「なんでも、ここしばらく"刀剣ブーム"とやらで御一行様は大変お忙しかったようで……。今回の宿泊を、心から楽しみにしていると予約の際に仰っておりました」
苦笑いを零す黒桜の言葉に、ぽん太は「どうしたもんかのぅ」と短い腕を組んでから小さく唸った。
対して花も、たった今ぽん太の口から聞かされた"最高のおもてなし"について頭を悩ませてしまう。
「やっぱり、ちょう助くんの作った最高に美味しいお料理をお出しして、ご満足いただく……とかですかね?」
それはさすがに他力本願すぎるかもしれないと花は思ったが、一番に思い浮かぶのはちょう助の料理なのだから仕方がない。
実際に、ちょう助の作る料理の数々はつくもに訪れるお客様の舌を唸らせ、大満足の評価をいただいているのだ。
「──最高の料理を出しただけで満足するくらいの御一行であれば、苦労はしない」
「え──」
そのとき、凜とした空気を連れて八雲が現れた。弾かれたように振り向けば、八雲の淀みのない黒い瞳と目が合う。

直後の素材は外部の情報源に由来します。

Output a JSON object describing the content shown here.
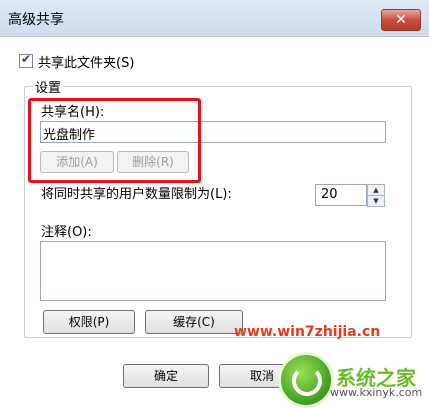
{
  "window": {
    "title": "高级共享"
  },
  "share_checkbox": {
    "label": "共享此文件夹(S)",
    "checked": true
  },
  "settings": {
    "group_title": "设置",
    "share_name_label": "共享名(H):",
    "share_name_value": "光盘制作",
    "add_button": "添加(A)",
    "delete_button": "删除(R)",
    "limit_label": "将同时共享的用户数量限制为(L):",
    "limit_value": "20",
    "comment_label": "注释(O):",
    "comment_value": "",
    "permissions_button": "权限(P)",
    "caching_button": "缓存(C)"
  },
  "footer": {
    "ok_button": "确定",
    "cancel_button": "取消"
  },
  "watermark": {
    "site": "www.win7zhijia.cn",
    "brand": "系统之家",
    "url": "www.kxinyk.com"
  }
}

ちょう助も一緒だ。ふたりは花たちの輪の前で足を止めると、眉間に深くシワを寄せて瞼を閉じた。
「でも、実際につくもに訪れるお客様たちは、ちょう助くんのお料理に大満足で帰っていきますし……」
突然現れた八雲に、花は思わず反論を試みたがすぐに一蹴されてしまう。
「もちろん、ちょう助の作る料理がつくもの評価を上げているのもわかっている。けれど、それだけでどうにかなるなどと、そんな甘い考えでは薙光に一刀両断されて終わりだということだ」
薙刀だけに一刀両断とは、八雲も上手いことを言う。
しかし、まさに今、自分の意見を一刀両断された花は「むむむ……」と膨れて眉根を寄せた。